The goal for this part of the project is to tidy and transform the data presented on journalism.org so that analysis can be performed, and questions can be answered either textually or using visualizations.
Data Source: [http://www.journalism.org/media-indicators/digital-u-s-display-advertising-by-company/] The source above quoted eMarketer “US Ad Spending Forecast”, 2012-2014. “US Online Ad Spending”, 2011 as its’ source for the data.
## load packages
library(tidyr)
library(magrittr)
library(XML)
library(stringr)
library(dplyr)
library(ggplot2)
Scrape the webpage into R - and at the same time parse the data on the webpage (the data we want is the only table)

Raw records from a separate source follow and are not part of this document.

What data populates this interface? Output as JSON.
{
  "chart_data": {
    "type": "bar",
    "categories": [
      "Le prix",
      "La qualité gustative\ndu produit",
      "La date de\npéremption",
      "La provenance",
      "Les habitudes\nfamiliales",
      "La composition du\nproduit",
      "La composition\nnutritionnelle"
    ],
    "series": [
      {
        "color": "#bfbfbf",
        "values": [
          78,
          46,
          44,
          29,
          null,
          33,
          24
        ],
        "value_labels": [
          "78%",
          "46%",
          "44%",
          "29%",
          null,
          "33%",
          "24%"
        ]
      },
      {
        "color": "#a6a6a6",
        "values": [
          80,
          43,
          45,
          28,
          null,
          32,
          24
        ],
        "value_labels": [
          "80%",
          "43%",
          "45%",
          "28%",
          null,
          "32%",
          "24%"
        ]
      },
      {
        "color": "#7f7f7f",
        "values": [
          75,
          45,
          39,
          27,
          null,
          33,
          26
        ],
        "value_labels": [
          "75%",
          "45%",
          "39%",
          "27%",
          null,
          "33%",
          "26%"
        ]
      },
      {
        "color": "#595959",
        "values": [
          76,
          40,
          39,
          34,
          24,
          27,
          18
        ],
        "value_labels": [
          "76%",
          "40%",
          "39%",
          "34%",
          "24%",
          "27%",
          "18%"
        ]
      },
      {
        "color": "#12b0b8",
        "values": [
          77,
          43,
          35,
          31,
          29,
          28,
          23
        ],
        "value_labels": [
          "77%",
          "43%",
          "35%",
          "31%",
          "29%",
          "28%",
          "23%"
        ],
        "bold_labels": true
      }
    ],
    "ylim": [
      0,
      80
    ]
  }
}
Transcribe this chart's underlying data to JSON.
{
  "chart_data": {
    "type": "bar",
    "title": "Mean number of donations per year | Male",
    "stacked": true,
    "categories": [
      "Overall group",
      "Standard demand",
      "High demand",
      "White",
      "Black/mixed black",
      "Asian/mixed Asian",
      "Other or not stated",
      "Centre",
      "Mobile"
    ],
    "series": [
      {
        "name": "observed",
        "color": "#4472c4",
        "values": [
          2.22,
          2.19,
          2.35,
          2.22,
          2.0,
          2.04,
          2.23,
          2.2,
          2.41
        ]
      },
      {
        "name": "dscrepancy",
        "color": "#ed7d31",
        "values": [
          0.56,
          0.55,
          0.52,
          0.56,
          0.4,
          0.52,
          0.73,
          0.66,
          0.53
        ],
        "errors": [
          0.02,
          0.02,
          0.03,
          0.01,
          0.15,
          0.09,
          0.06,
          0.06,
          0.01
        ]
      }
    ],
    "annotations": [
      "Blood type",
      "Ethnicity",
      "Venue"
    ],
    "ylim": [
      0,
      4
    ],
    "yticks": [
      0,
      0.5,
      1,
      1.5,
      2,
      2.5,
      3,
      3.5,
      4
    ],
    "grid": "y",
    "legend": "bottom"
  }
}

ad_webdata <- readHTMLTable("http://www.journalism.org/media-indicators/digital-u-s-display-advertising-by-company/", header = TRUE, stringsAsFactors = FALSE)
Change data type of the object for easier manipulation and get rid of the buy option selector, which conveniently occurs in every other row
ad_df <- as.data.frame(ad_webdata) ## Convert the list to a dataframe
I finally got dplyr to work! It is New_Name = Old_Name!
## Rename columns for clarity
ad_df <-
dplyr::select(ad_df, Year=NULL., Google=NULL.Google, Facebook=NULL.Facebook, Yahoo=NULL.Yahoo, Microsoft=NULL.Microsoft, AOL=NULL.AOL, Total=NULL.Total)
Since the total column is annual total for all companies, it does not fit with the data I plan to compare.
## Delete unwanted column
ad_df <- ad_df[, -7] ## Get rid of the total
ad_df$Year <- as.integer(ad_df$Year)
ad_df$Google <- as.numeric(ad_df$Google)
ad_df$Facebook <- as.numeric(ad_df$Facebook)
ad_df$Yahoo <- as.numeric(ad_df$Yahoo)
ad_df$Microsoft <- as.numeric(ad_df$Microsoft)
ad_df$AOL <- as.numeric(ad_df$AOL)
Prepare data for plotting
## create df where all companies are in a single column, so both can be plotted as y
ad_for_plot <- ad_df
ad_for_plot <-
ad_for_plot %>%
gather("company", "ad_revenue", 2:6)
ggplot(data=ad_for_plot, aes(x=factor(Year), y=ad_revenue, group=company, color=company, shape=company)) +
xlab("Year") + ylab("Billions of Dollars") + ## Set axis labels
ggtitle("Ad Revenue in Billions of Dollars 2009 - 2013") + ## Set title
geom_line(size=1) +
geom_point(size=4, fill="white") +
scale_shape_manual(values=c(21,21,21,21,21))
Thanks to Nabila for finding a great resource and an interesting topic to explore!